Gani Djemat ketika itu menjabat atase militer di Kedutaan besar Republik Indonesia di Singapura. Dia mendapat tugas dari atasannya, Wakil Duta Besar Abdul Rahman Ramli (kemudian menjabat direktur utama Pertamina).Buruknya kondisi Penjara Changi merupakan warisan dari Jepang menjadikan tempat penahanan itu sebagai kamp tawanan perang selama Perang Dunia Kedua. Saat itu terdapat tiga ribu tahanan sipil, melebihi kapasitas penjara untuk 600 orang. Changi adalah penjara keempat di Singapura dibangun setelah Bras Basah, Pearl's Hill, dan Outram. Changi beroperasi sejak 1936 ini dibangun Inggris lantaran angka kejahatan di Singapura kian meningkat. Hingga kini, cuma tinggal Changi masih bertahan dan telah dimodernisasi 14 tahun lalu. Sulit membayangkan betapa Usman dan Harun sungguh kesepian. Setidaknya, perasaaan itu diungkapkan oleh Usman dalam surat kepada kakaknya bertanggal 9 April 1968. Dia sangat mengharapkan balasan atas semua surat telah dia kirim. "...Rasa rindu jang pada hakekatnja perasaan itu sangat dirasakan sekali di dalam sanubari..."Simak pula kebahagiaan Harun saat menerima surat balasan dari kakaknya tinggal di Tanjung Priok, Jakarta Utara. "Surat kakanda bertanggal 28 Agustus 1968 telah adinda terima dengan senang hati," tulis Harun dalam surat balasannya tiga hari kemudian. Keduanya mengirim surat hampir saban bulan, terutama ditujukan buat orang tua. Surat-surat ini seolah menjadi satu-satu cara mereka melepas rasa rindu. Isinya menunjukkan mereka seolah tengah berbicara langsung dengan keluarga tercinta.Namun Usman dan Harun tidak pernah menceritakan tidak enaknya hidup dalam penjara. Mereka selalu bilang dalam surat keadaan mereka baik-baik saja dan menyenangkan. Lewat surat itu pula, mereka mengabarkan perkembangan kasus membelit mereka.

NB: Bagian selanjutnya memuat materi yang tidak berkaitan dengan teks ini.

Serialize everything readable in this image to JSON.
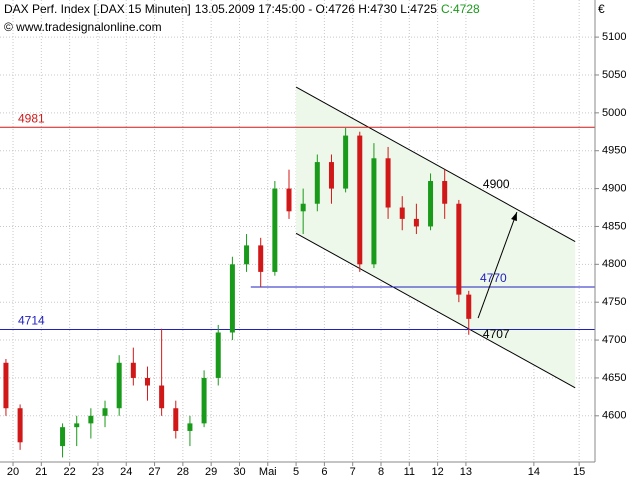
{
  "header": {
    "title": "DAX Perf. Index [.DAX  15 Minuten]",
    "quote": "13.05.2009 17:45:00 - O:4726 H:4730 L:4725",
    "close": "C:4728",
    "source": "© www.tradesignalonline.com",
    "currency": "€"
  },
  "chart_data": {
    "type": "candlestick",
    "xlim": [
      -0.46,
      20.56
    ],
    "ylim": [
      4539,
      5149
    ],
    "xticks": [
      {
        "value": 0,
        "label": "20"
      },
      {
        "value": 1,
        "label": "21"
      },
      {
        "value": 2,
        "label": "22"
      },
      {
        "value": 3,
        "label": "23"
      },
      {
        "value": 4,
        "label": "24"
      },
      {
        "value": 5,
        "label": "27"
      },
      {
        "value": 6,
        "label": "28"
      },
      {
        "value": 7,
        "label": "29"
      },
      {
        "value": 8,
        "label": "30"
      },
      {
        "value": 9,
        "label": "Mai"
      },
      {
        "value": 10,
        "label": "5"
      },
      {
        "value": 11,
        "label": "6"
      },
      {
        "value": 12,
        "label": "7"
      },
      {
        "value": 13,
        "label": "8"
      },
      {
        "value": 14,
        "label": "11"
      },
      {
        "value": 15,
        "label": "12"
      },
      {
        "value": 16,
        "label": "13"
      },
      {
        "value": 18.4,
        "label": "14"
      },
      {
        "value": 20,
        "label": "15"
      }
    ],
    "yticks": [
      4600,
      4650,
      4700,
      4750,
      4800,
      4850,
      4900,
      4950,
      5000,
      5050,
      5100
    ],
    "grid": true,
    "up_color": "#1a9a1a",
    "down_color": "#d01818",
    "x": [
      -0.25,
      0.25,
      1.75,
      2.25,
      2.75,
      3.25,
      3.75,
      4.25,
      4.75,
      5.25,
      5.75,
      6.25,
      6.75,
      7.25,
      7.75,
      8.25,
      8.75,
      9.25,
      9.75,
      10.25,
      10.75,
      11.25,
      11.75,
      12.25,
      12.75,
      13.25,
      13.75,
      14.25,
      14.75,
      15.25,
      15.75,
      16.1
    ],
    "open": [
      4670,
      4610,
      4560,
      4585,
      4590,
      4600,
      4610,
      4670,
      4650,
      4640,
      4610,
      4580,
      4590,
      4650,
      4710,
      4800,
      4825,
      4790,
      4900,
      4870,
      4880,
      4935,
      4900,
      4970,
      4800,
      4940,
      4875,
      4860,
      4850,
      4910,
      4880,
      4760
    ],
    "high": [
      4675,
      4615,
      4590,
      4600,
      4610,
      4620,
      4680,
      4690,
      4665,
      4715,
      4620,
      4600,
      4660,
      4720,
      4810,
      4840,
      4835,
      4910,
      4925,
      4900,
      4945,
      4945,
      4980,
      4975,
      4960,
      4955,
      4890,
      4880,
      4920,
      4925,
      4885,
      4765
    ],
    "low": [
      4600,
      4555,
      4545,
      4560,
      4570,
      4585,
      4600,
      4640,
      4620,
      4600,
      4570,
      4560,
      4585,
      4640,
      4700,
      4790,
      4770,
      4785,
      4860,
      4840,
      4870,
      4880,
      4895,
      4790,
      4795,
      4860,
      4845,
      4840,
      4845,
      4860,
      4750,
      4707
    ],
    "close": [
      4610,
      4565,
      4585,
      4590,
      4600,
      4610,
      4670,
      4650,
      4640,
      4610,
      4580,
      4590,
      4650,
      4710,
      4800,
      4825,
      4790,
      4900,
      4870,
      4880,
      4935,
      4900,
      4970,
      4800,
      4940,
      4875,
      4860,
      4850,
      4910,
      4880,
      4760,
      4728
    ],
    "levels": [
      {
        "value": 4981,
        "label": "4981",
        "color": "#d01818"
      },
      {
        "value": 4714,
        "label": "4714",
        "color": "#2020c0"
      },
      {
        "value": 4770,
        "label": "4770",
        "color": "#2020c0",
        "from": 8.4
      }
    ],
    "channel": {
      "color": "#eef8ea",
      "upper": {
        "x": [
          10,
          19.86
        ],
        "y": [
          5034,
          4830
        ]
      },
      "lower": {
        "x": [
          10,
          19.86
        ],
        "y": [
          4841,
          4637
        ]
      }
    },
    "arrow": {
      "x": [
        16.43,
        17.8
      ],
      "y": [
        4729,
        4869
      ]
    },
    "annotations": [
      {
        "label": "4900",
        "x": 16.6,
        "y": 4905
      },
      {
        "label": "4707",
        "x": 16.6,
        "y": 4707
      }
    ]
  }
}
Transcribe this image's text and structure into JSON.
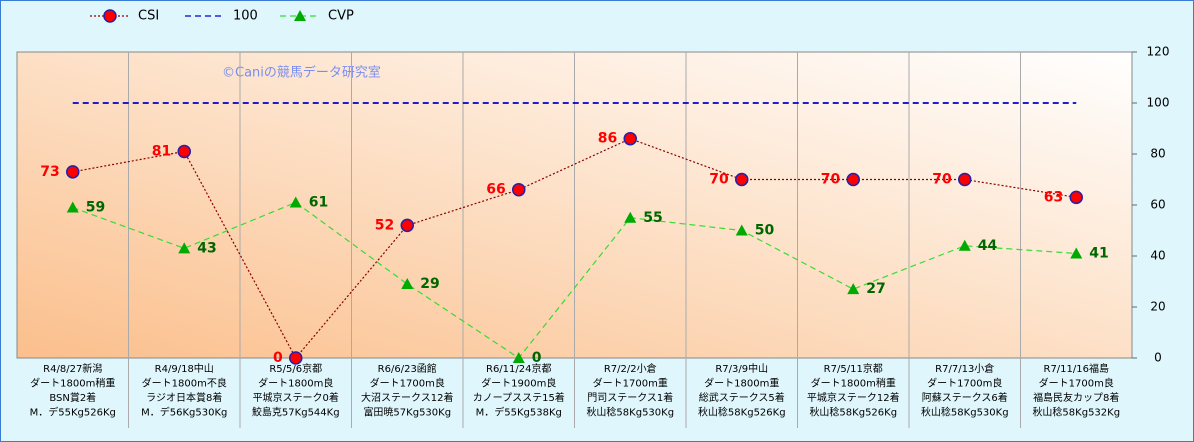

Usman menyampaikan kabar terakhir melalui surat bertanggal 16 Oktober 1968, sehari menjelang pelaksanaan hukuman gantung. Dia meminta keluarga mengikhlaskan kematiannya. "Ananda menghaturkan berita duka ke pangkuan bunda+keluarga semua di sini, pelaksanaan hukuman mati telah diputuskan pada 17 Oktober 1968," tulis Usman.
Harun memberi kabar dua hari lebih dulu ketimbang Usman. "Ibundaku yang dikasihani ini surat terakhir dari ananda Tohir."